Should we get another blog underway? Let me know your thoughts by e-mailing me at johnnyslow@gmail.com.

John Slow
January 1, 2007

Saturday, April 10, 2004

Royalty Holiday for Tarsands Projects 

The Klein government brought in the "generic royalty regime" back in 1996 to encourage oilsands development. It provided oilsands developers pretty much a royalty holiday until their cost were recovered. At that time, their royalty fee to the Alberta government would jump from 1% of net revenues to 25% of net revenues. According to an article in the Edmonton Journal by Graham Thompson on April 8, 2004 this currently costs the Alberta treasury about 1.4 billion dollars a year in royalty income.

Many people (click here) have questioned whether Premier Klein needed to be so generous with our money in order to incent these companies. We'll never know. However, there are two important questions that need to be answered if Albertans are to feel confident that the Klein government isn't giving away the store today.

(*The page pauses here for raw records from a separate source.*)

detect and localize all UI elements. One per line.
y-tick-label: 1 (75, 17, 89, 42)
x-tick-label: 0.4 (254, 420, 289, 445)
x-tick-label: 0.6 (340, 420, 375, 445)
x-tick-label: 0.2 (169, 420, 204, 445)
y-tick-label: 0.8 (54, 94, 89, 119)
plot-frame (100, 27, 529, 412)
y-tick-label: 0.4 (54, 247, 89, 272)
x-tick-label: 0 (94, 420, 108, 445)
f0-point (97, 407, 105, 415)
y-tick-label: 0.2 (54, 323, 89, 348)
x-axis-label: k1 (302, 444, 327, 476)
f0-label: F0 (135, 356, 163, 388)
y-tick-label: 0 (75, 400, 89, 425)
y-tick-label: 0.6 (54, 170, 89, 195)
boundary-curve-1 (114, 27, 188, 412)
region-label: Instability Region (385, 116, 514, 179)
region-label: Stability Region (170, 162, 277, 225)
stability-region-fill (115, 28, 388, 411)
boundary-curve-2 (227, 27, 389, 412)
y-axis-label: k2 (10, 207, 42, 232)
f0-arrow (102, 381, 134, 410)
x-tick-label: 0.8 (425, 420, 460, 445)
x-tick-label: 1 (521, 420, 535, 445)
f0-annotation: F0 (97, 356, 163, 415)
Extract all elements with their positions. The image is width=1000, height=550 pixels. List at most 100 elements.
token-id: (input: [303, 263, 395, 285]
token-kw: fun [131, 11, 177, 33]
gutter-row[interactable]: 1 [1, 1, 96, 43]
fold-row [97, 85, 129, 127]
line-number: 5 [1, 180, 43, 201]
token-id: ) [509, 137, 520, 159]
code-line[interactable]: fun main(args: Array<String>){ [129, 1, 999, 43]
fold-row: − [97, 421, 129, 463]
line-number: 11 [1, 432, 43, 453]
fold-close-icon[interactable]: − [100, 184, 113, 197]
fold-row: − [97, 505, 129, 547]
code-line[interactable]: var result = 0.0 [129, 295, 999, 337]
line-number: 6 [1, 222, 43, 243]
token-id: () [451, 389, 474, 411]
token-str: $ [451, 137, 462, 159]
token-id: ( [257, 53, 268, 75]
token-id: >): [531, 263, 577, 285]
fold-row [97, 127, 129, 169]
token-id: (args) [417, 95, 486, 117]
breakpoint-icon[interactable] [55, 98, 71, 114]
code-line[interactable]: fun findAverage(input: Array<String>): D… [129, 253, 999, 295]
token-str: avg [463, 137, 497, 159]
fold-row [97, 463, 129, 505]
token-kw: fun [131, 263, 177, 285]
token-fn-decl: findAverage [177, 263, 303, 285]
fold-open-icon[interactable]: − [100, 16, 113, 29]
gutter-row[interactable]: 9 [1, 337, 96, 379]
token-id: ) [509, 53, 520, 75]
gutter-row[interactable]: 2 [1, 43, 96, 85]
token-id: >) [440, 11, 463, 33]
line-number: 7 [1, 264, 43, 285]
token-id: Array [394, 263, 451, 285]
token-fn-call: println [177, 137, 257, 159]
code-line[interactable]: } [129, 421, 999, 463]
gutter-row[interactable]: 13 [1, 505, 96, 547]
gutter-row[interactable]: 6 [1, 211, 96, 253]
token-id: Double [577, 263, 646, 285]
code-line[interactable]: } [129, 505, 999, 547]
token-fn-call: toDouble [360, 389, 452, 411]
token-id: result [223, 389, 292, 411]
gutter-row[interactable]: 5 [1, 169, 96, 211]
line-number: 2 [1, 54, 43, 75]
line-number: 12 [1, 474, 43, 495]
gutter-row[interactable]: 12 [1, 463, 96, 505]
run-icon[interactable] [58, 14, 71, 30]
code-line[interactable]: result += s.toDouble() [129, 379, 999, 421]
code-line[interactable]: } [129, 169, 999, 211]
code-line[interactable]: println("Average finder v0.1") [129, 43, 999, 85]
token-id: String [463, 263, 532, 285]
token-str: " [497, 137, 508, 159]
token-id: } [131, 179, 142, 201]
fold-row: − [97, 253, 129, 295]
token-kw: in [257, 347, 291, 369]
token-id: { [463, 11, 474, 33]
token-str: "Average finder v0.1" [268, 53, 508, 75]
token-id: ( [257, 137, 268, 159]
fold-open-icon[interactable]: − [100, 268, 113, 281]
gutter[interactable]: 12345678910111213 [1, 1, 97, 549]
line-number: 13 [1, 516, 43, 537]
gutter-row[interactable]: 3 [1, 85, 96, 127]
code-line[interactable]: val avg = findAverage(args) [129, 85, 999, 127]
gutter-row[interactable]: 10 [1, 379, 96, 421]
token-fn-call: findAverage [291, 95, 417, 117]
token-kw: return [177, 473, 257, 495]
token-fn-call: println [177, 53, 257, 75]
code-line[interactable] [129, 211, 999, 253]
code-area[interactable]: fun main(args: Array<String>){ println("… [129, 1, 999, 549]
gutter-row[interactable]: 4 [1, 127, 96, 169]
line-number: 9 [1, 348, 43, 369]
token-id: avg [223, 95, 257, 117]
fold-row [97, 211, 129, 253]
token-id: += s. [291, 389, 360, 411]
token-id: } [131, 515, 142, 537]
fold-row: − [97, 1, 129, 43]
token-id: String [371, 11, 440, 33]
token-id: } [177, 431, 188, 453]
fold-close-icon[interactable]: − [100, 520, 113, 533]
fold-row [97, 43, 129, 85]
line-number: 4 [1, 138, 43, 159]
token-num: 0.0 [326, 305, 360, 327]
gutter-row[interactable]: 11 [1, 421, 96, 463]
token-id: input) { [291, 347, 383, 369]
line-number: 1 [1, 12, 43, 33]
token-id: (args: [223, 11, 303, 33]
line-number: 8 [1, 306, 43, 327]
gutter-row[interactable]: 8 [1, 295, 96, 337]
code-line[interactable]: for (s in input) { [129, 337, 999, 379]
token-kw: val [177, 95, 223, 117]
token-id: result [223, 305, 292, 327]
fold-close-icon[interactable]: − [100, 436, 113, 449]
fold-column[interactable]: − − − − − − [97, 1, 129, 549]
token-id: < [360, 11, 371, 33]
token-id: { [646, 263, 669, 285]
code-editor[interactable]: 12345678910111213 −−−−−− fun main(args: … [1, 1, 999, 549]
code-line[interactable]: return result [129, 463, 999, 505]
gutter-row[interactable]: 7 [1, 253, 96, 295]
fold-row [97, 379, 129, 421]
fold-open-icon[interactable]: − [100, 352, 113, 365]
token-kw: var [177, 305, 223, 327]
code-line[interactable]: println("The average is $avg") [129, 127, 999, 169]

First, why do we the taxpayer have to pick up the cost of massive cost overruns in the construction of plant expansions. The overrun on Syncrude's latest expansion is anticipated to $2.1 billion over the planned cost of $5.7 billion dollars. That's a 36% planning error. Syncrude should fund their bad planning out of company profits, not out of royalties that belong to Albertans.

Secondly, what controls does the Alberta government have in place to make sure that costs are properly allocated between expansion projects that are eligible for the 1% royalty holiday and new projects that have to pay royalties at 25%. For example, according to a recent story in the Calgary Herald, Suncor's chief executive Rick George picked up $2.35 million dollars in salary and bonuses last year. What proportion of this was expensed against expansion projects (1% royalty) vs. new projects (25% royalty). And his salary is just a minute portion of Suncor's expenses which need to be allocated.

Energy Minister Murray Smith is currently discussing with Suncor whether the 1% or the 25% royalty applies for their Firebag project. Hopefully when he resolves this, he will answer these two critical questions to the satisfaction of all Albertans.